Salmos 63
Biblia Serafín de Ausejo ›1Salmo, de David. Estando en el desierto de Judá. Tú, Señor, eres mi Dios, y yo te ansio: de ti mi alma tiene sed y por ti mi cuerpo languidece, en una tierra árida, exhausto, falto de agua.
2Una vez que te he visto en santidad, contemplado tu fuerza y tu esplendor
3- que mejor que la vida es tu gracia, y mis labios te alaban -,
4quiero ya toda mi vida bendecirte, alzar mis manos en tu nombre.
5Cual de grasa y de medula, me siento satisfecho, y mi boca te alaba con labios cantadores.

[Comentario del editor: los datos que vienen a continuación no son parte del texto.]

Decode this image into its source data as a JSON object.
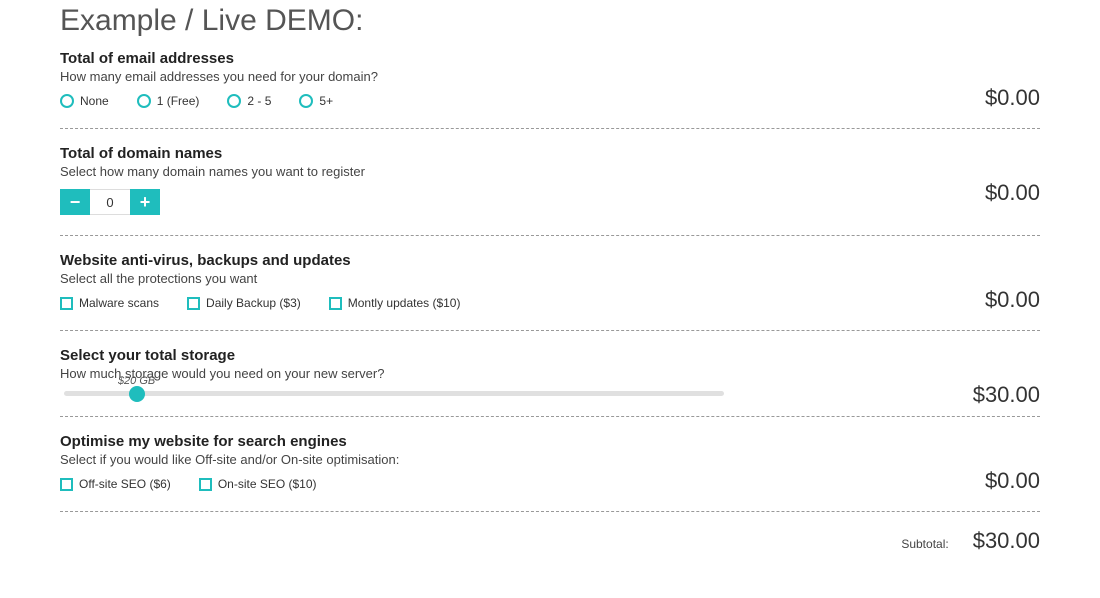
{
  "colors": {
    "accent": "#1fbdbd",
    "text": "#333333",
    "heading": "#555555",
    "divider": "#999999",
    "slider_track": "#e0e0e0",
    "bg": "#ffffff"
  },
  "page_title": "Example / Live DEMO:",
  "sections": {
    "email": {
      "title": "Total of email addresses",
      "desc": "How many email addresses you need for your domain?",
      "options": [
        "None",
        "1 (Free)",
        "2 - 5",
        "5+"
      ],
      "price": "$0.00"
    },
    "domains": {
      "title": "Total of domain names",
      "desc": "Select how many domain names you want to register",
      "value": "0",
      "minus": "−",
      "plus": "+",
      "price": "$0.00"
    },
    "protection": {
      "title": "Website anti-virus, backups and updates",
      "desc": "Select all the protections you want",
      "options": [
        "Malware scans",
        "Daily Backup ($3)",
        "Montly updates ($10)"
      ],
      "price": "$0.00"
    },
    "storage": {
      "title": "Select your total storage",
      "desc": "How much storage would you need on your new server?",
      "value_label": "$20 GB",
      "thumb_percent": 11,
      "price": "$30.00"
    },
    "seo": {
      "title": "Optimise my website for search engines",
      "desc": "Select if you would like Off-site and/or On-site optimisation:",
      "options": [
        "Off-site SEO ($6)",
        "On-site SEO ($10)"
      ],
      "price": "$0.00"
    }
  },
  "subtotal": {
    "label": "Subtotal:",
    "value": "$30.00"
  }
}
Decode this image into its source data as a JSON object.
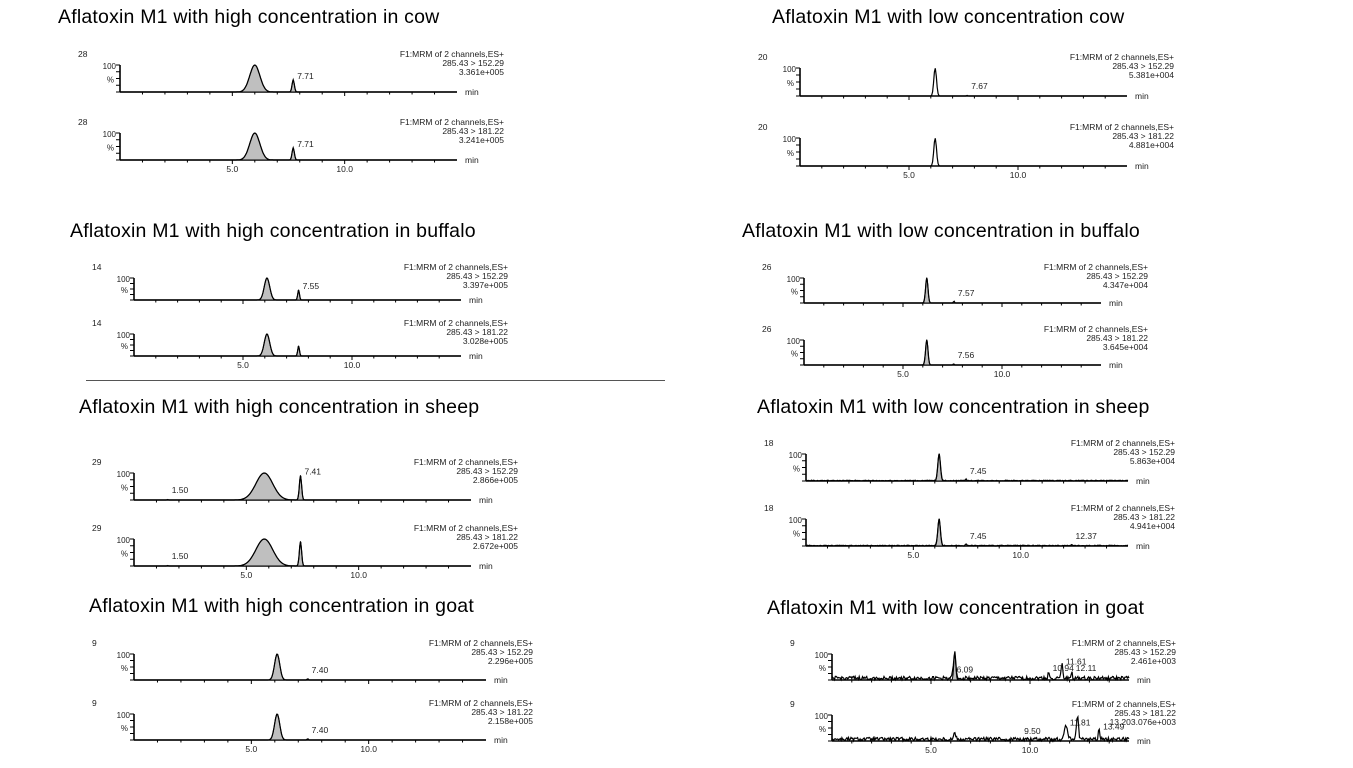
{
  "chart_data": [
    {
      "type": "line",
      "title": "Aflatoxin M1 with high concentration in cow",
      "x_unit": "min",
      "x_ticks": [
        "5.0",
        "10.0"
      ],
      "xlim": [
        0,
        15
      ],
      "traces": [
        {
          "label": "28",
          "channel": "F1:MRM of 2 channels,ES+",
          "transition": "285.43 > 152.29",
          "intensity": "3.361e+005",
          "y_axis": [
            "100",
            "%"
          ],
          "peaks": [
            {
              "rt": 6.0,
              "height": 100,
              "width": 0.45,
              "filled": true
            },
            {
              "rt": 7.71,
              "height": 45,
              "width": 0.1,
              "filled": true,
              "label": "7.71"
            }
          ],
          "noise": 0
        },
        {
          "label": "28",
          "channel": "F1:MRM of 2 channels,ES+",
          "transition": "285.43 > 181.22",
          "intensity": "3.241e+005",
          "y_axis": [
            "100",
            "%"
          ],
          "peaks": [
            {
              "rt": 6.0,
              "height": 100,
              "width": 0.45,
              "filled": true
            },
            {
              "rt": 7.71,
              "height": 45,
              "width": 0.1,
              "filled": true,
              "label": "7.71"
            }
          ],
          "noise": 0
        }
      ]
    },
    {
      "type": "line",
      "title": "Aflatoxin M1 with low concentration cow",
      "x_unit": "min",
      "x_ticks": [
        "5.0",
        "10.0"
      ],
      "xlim": [
        0,
        15
      ],
      "traces": [
        {
          "label": "20",
          "channel": "F1:MRM of 2 channels,ES+",
          "transition": "285.43 > 152.29",
          "intensity": "5.381e+004",
          "y_axis": [
            "100",
            "%"
          ],
          "peaks": [
            {
              "rt": 6.2,
              "height": 100,
              "width": 0.12,
              "filled": false
            },
            {
              "rt": 7.67,
              "height": 2,
              "width": 0.05,
              "filled": false,
              "label": "7.67"
            }
          ],
          "noise": 0
        },
        {
          "label": "20",
          "channel": "F1:MRM of 2 channels,ES+",
          "transition": "285.43 > 181.22",
          "intensity": "4.881e+004",
          "y_axis": [
            "100",
            "%"
          ],
          "peaks": [
            {
              "rt": 6.2,
              "height": 100,
              "width": 0.12,
              "filled": false
            }
          ],
          "noise": 0
        }
      ]
    },
    {
      "type": "line",
      "title": "Aflatoxin M1 with high concentration in buffalo",
      "x_unit": "min",
      "x_ticks": [
        "5.0",
        "10.0"
      ],
      "xlim": [
        0,
        15
      ],
      "traces": [
        {
          "label": "14",
          "channel": "F1:MRM of 2 channels,ES+",
          "transition": "285.43 > 152.29",
          "intensity": "3.397e+005",
          "y_axis": [
            "100",
            "%"
          ],
          "peaks": [
            {
              "rt": 6.1,
              "height": 100,
              "width": 0.25,
              "filled": true
            },
            {
              "rt": 7.55,
              "height": 45,
              "width": 0.08,
              "filled": true,
              "label": "7.55"
            }
          ],
          "noise": 0
        },
        {
          "label": "14",
          "channel": "F1:MRM of 2 channels,ES+",
          "transition": "285.43 > 181.22",
          "intensity": "3.028e+005",
          "y_axis": [
            "100",
            "%"
          ],
          "peaks": [
            {
              "rt": 6.1,
              "height": 100,
              "width": 0.25,
              "filled": true
            },
            {
              "rt": 7.55,
              "height": 45,
              "width": 0.08,
              "filled": true
            }
          ],
          "noise": 0
        }
      ]
    },
    {
      "type": "line",
      "title": "Aflatoxin M1 with low concentration in buffalo",
      "x_unit": "min",
      "x_ticks": [
        "5.0",
        "10.0"
      ],
      "xlim": [
        0,
        15
      ],
      "traces": [
        {
          "label": "26",
          "channel": "F1:MRM of 2 channels,ES+",
          "transition": "285.43 > 152.29",
          "intensity": "4.347e+004",
          "y_axis": [
            "100",
            "%"
          ],
          "peaks": [
            {
              "rt": 6.2,
              "height": 100,
              "width": 0.12,
              "filled": true
            },
            {
              "rt": 7.57,
              "height": 8,
              "width": 0.05,
              "filled": false,
              "label": "7.57"
            }
          ],
          "noise": 0
        },
        {
          "label": "26",
          "channel": "F1:MRM of 2 channels,ES+",
          "transition": "285.43 > 181.22",
          "intensity": "3.645e+004",
          "y_axis": [
            "100",
            "%"
          ],
          "peaks": [
            {
              "rt": 6.2,
              "height": 100,
              "width": 0.12,
              "filled": true
            },
            {
              "rt": 7.56,
              "height": 5,
              "width": 0.05,
              "filled": false,
              "label": "7.56"
            }
          ],
          "noise": 0
        }
      ]
    },
    {
      "type": "line",
      "title": "Aflatoxin M1 with high concentration in sheep",
      "x_unit": "min",
      "x_ticks": [
        "5.0",
        "10.0"
      ],
      "xlim": [
        0,
        15
      ],
      "traces": [
        {
          "label": "29",
          "channel": "F1:MRM of 2 channels,ES+",
          "transition": "285.43 > 152.29",
          "intensity": "2.866e+005",
          "y_axis": [
            "100",
            "%"
          ],
          "peaks": [
            {
              "rt": 5.8,
              "height": 100,
              "width": 0.75,
              "filled": true
            },
            {
              "rt": 7.41,
              "height": 90,
              "width": 0.1,
              "filled": true,
              "label": "7.41"
            },
            {
              "rt": 1.5,
              "height": 2,
              "width": 0.05,
              "filled": false,
              "label": "1.50"
            }
          ],
          "noise": 0
        },
        {
          "label": "29",
          "channel": "F1:MRM of 2 channels,ES+",
          "transition": "285.43 > 181.22",
          "intensity": "2.672e+005",
          "y_axis": [
            "100",
            "%"
          ],
          "peaks": [
            {
              "rt": 5.8,
              "height": 100,
              "width": 0.75,
              "filled": true
            },
            {
              "rt": 7.41,
              "height": 90,
              "width": 0.1,
              "filled": true
            },
            {
              "rt": 1.5,
              "height": 2,
              "width": 0.05,
              "filled": false,
              "label": "1.50"
            }
          ],
          "noise": 0
        }
      ]
    },
    {
      "type": "line",
      "title": "Aflatoxin M1 with low concentration in sheep",
      "x_unit": "min",
      "x_ticks": [
        "5.0",
        "10.0"
      ],
      "xlim": [
        0,
        15
      ],
      "traces": [
        {
          "label": "18",
          "channel": "F1:MRM of 2 channels,ES+",
          "transition": "285.43 > 152.29",
          "intensity": "5.863e+004",
          "y_axis": [
            "100",
            "%"
          ],
          "peaks": [
            {
              "rt": 6.2,
              "height": 100,
              "width": 0.12,
              "filled": true
            },
            {
              "rt": 7.45,
              "height": 8,
              "width": 0.05,
              "filled": false,
              "label": "7.45"
            }
          ],
          "noise": 3
        },
        {
          "label": "18",
          "channel": "F1:MRM of 2 channels,ES+",
          "transition": "285.43 > 181.22",
          "intensity": "4.941e+004",
          "y_axis": [
            "100",
            "%"
          ],
          "peaks": [
            {
              "rt": 6.2,
              "height": 100,
              "width": 0.12,
              "filled": true
            },
            {
              "rt": 7.45,
              "height": 8,
              "width": 0.05,
              "filled": false,
              "label": "7.45"
            },
            {
              "rt": 12.37,
              "height": 4,
              "width": 0.05,
              "filled": false,
              "label": "12.37"
            }
          ],
          "noise": 3
        }
      ]
    },
    {
      "type": "line",
      "title": "Aflatoxin M1 with high concentration in goat",
      "x_unit": "min",
      "x_ticks": [
        "5.0",
        "10.0"
      ],
      "xlim": [
        0,
        15
      ],
      "traces": [
        {
          "label": "9",
          "channel": "F1:MRM of 2 channels,ES+",
          "transition": "285.43 > 152.29",
          "intensity": "2.296e+005",
          "y_axis": [
            "100",
            "%"
          ],
          "peaks": [
            {
              "rt": 6.1,
              "height": 100,
              "width": 0.22,
              "filled": true
            },
            {
              "rt": 7.4,
              "height": 6,
              "width": 0.05,
              "filled": false,
              "label": "7.40"
            }
          ],
          "noise": 0
        },
        {
          "label": "9",
          "channel": "F1:MRM of 2 channels,ES+",
          "transition": "285.43 > 181.22",
          "intensity": "2.158e+005",
          "y_axis": [
            "100",
            "%"
          ],
          "peaks": [
            {
              "rt": 6.1,
              "height": 100,
              "width": 0.22,
              "filled": true
            },
            {
              "rt": 7.4,
              "height": 6,
              "width": 0.05,
              "filled": false,
              "label": "7.40"
            }
          ],
          "noise": 0
        }
      ]
    },
    {
      "type": "line",
      "title": "Aflatoxin M1 with low concentration in goat",
      "x_unit": "min",
      "x_ticks": [
        "5.0",
        "10.0"
      ],
      "xlim": [
        0,
        15
      ],
      "traces": [
        {
          "label": "9",
          "channel": "F1:MRM of 2 channels,ES+",
          "transition": "285.43 > 152.29",
          "intensity": "2.461e+003",
          "y_axis": [
            "100",
            "%"
          ],
          "peaks": [
            {
              "rt": 6.2,
              "height": 100,
              "width": 0.1,
              "filled": true
            },
            {
              "rt": 6.09,
              "height": 25,
              "width": 0.05,
              "filled": false,
              "label": "6.09"
            },
            {
              "rt": 10.94,
              "height": 30,
              "width": 0.05,
              "filled": false,
              "label": "10.94"
            },
            {
              "rt": 11.61,
              "height": 55,
              "width": 0.08,
              "filled": false,
              "label": "11.61"
            },
            {
              "rt": 12.11,
              "height": 30,
              "width": 0.05,
              "filled": false,
              "label": "12.11"
            }
          ],
          "noise": 14
        },
        {
          "label": "9",
          "channel": "F1:MRM of 2 channels,ES+",
          "transition": "285.43 > 181.22",
          "intensity": "13.203.076e+003",
          "y_axis": [
            "100",
            "%"
          ],
          "peaks": [
            {
              "rt": 6.2,
              "height": 25,
              "width": 0.1,
              "filled": false
            },
            {
              "rt": 9.5,
              "height": 10,
              "width": 0.05,
              "filled": false,
              "label": "9.50"
            },
            {
              "rt": 11.81,
              "height": 55,
              "width": 0.15,
              "filled": false,
              "label": "11.81"
            },
            {
              "rt": 12.4,
              "height": 90,
              "width": 0.1,
              "filled": false
            },
            {
              "rt": 13.49,
              "height": 40,
              "width": 0.08,
              "filled": false,
              "label": "13.49"
            }
          ],
          "noise": 14
        }
      ]
    }
  ]
}
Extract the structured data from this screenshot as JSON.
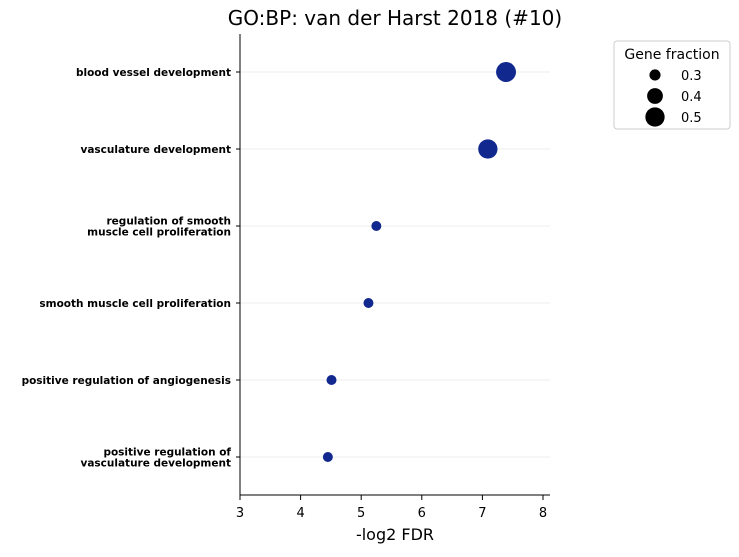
{
  "chart_data": {
    "type": "scatter",
    "title": "GO:BP: van der Harst 2018 (#10)",
    "xlabel": "-log2 FDR",
    "ylabel": "",
    "xlim": [
      3,
      8.1
    ],
    "xticks": [
      "3",
      "4",
      "5",
      "6",
      "7",
      "8"
    ],
    "grid": "horizontal",
    "point_color": "#11288f",
    "categories": [
      "blood vessel development",
      "vasculature development",
      "regulation of smooth\nmuscle cell proliferation",
      "smooth muscle cell proliferation",
      "positive regulation of angiogenesis",
      "positive regulation of\nvasculature development"
    ],
    "x": [
      7.39,
      7.09,
      5.25,
      5.12,
      4.51,
      4.45
    ],
    "size": [
      0.52,
      0.5,
      0.28,
      0.28,
      0.28,
      0.28
    ],
    "legend": {
      "title": "Gene fraction",
      "placement": "top-right outside",
      "entries": [
        {
          "label": "0.3",
          "value": 0.3
        },
        {
          "label": "0.4",
          "value": 0.4
        },
        {
          "label": "0.5",
          "value": 0.5
        }
      ]
    }
  }
}
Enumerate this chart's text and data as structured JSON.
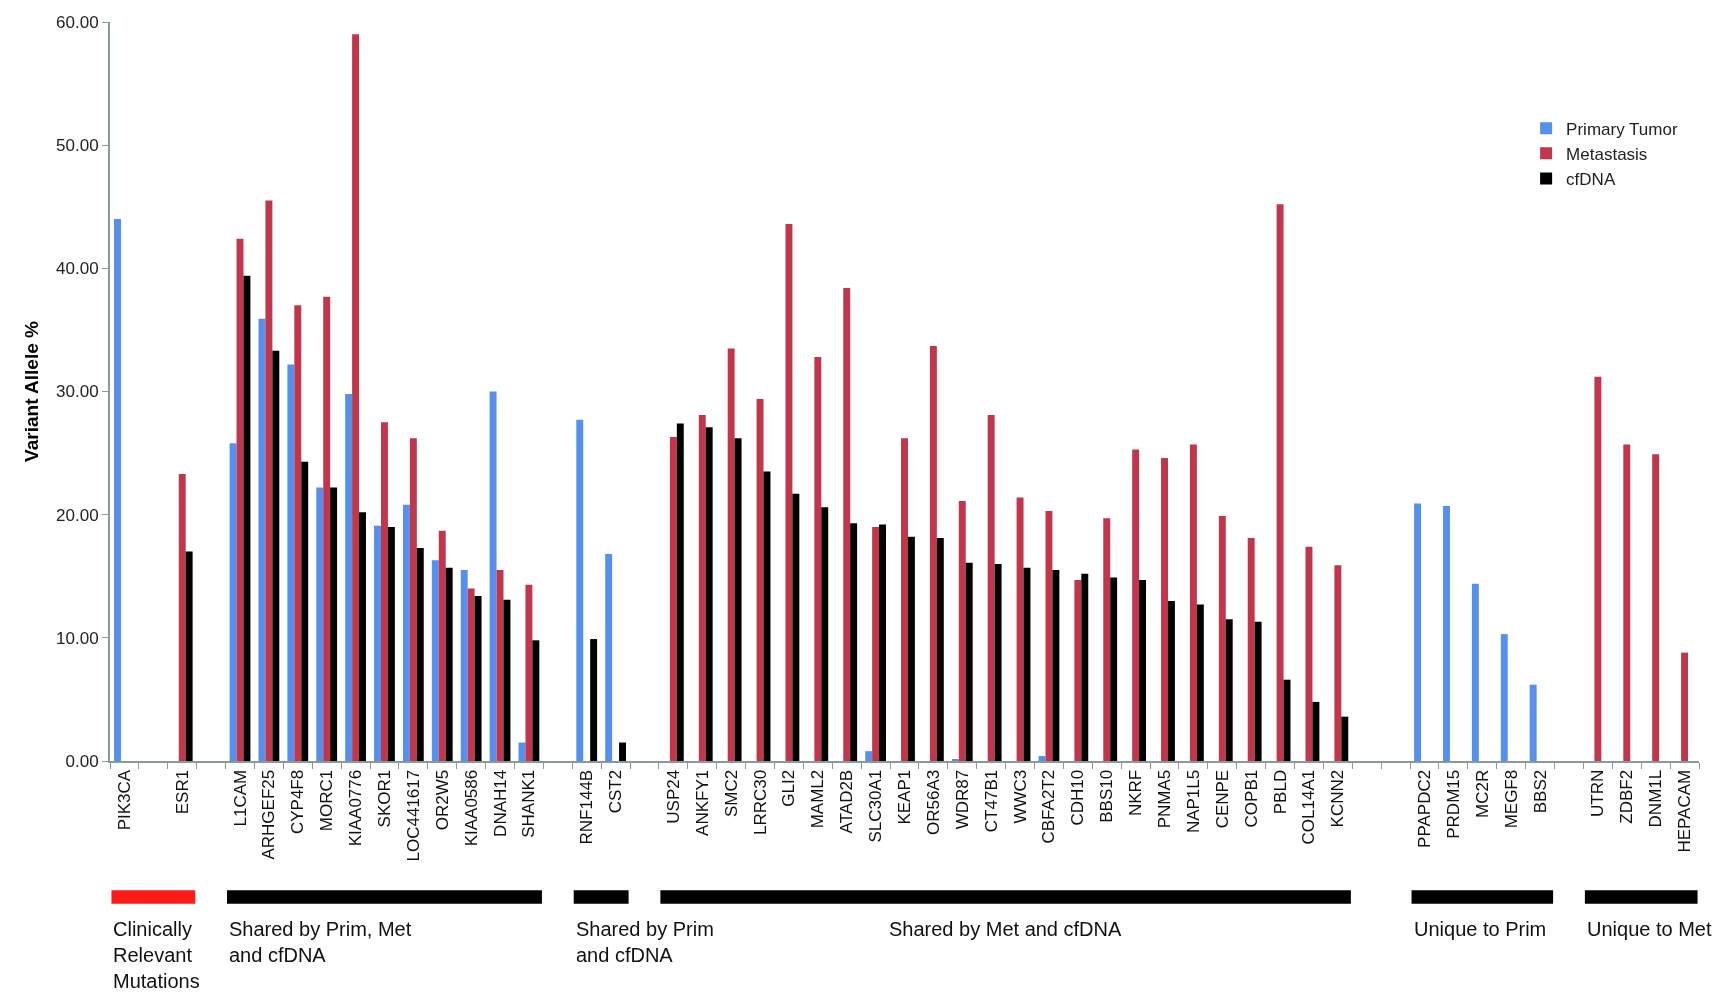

6En mi lecho te recuerdo y en las vigilias pienso en ti,
7pues tú eres mi auxilio, y a la sombra de tus alas soy dichoso.
8Mi alma va pegada en pos de ti: tu diestra me sustenta.
9Los que me buscan para ruina entrarán en las profundidades de la tierra;
10serán dados al filo de la espada, para hacerse porción de los chacales.
11Pero el rey tiene la dicha en el Señor: cuantos juran por él podrán gloriarse, mas callará la boca de quienes hablan con engaño.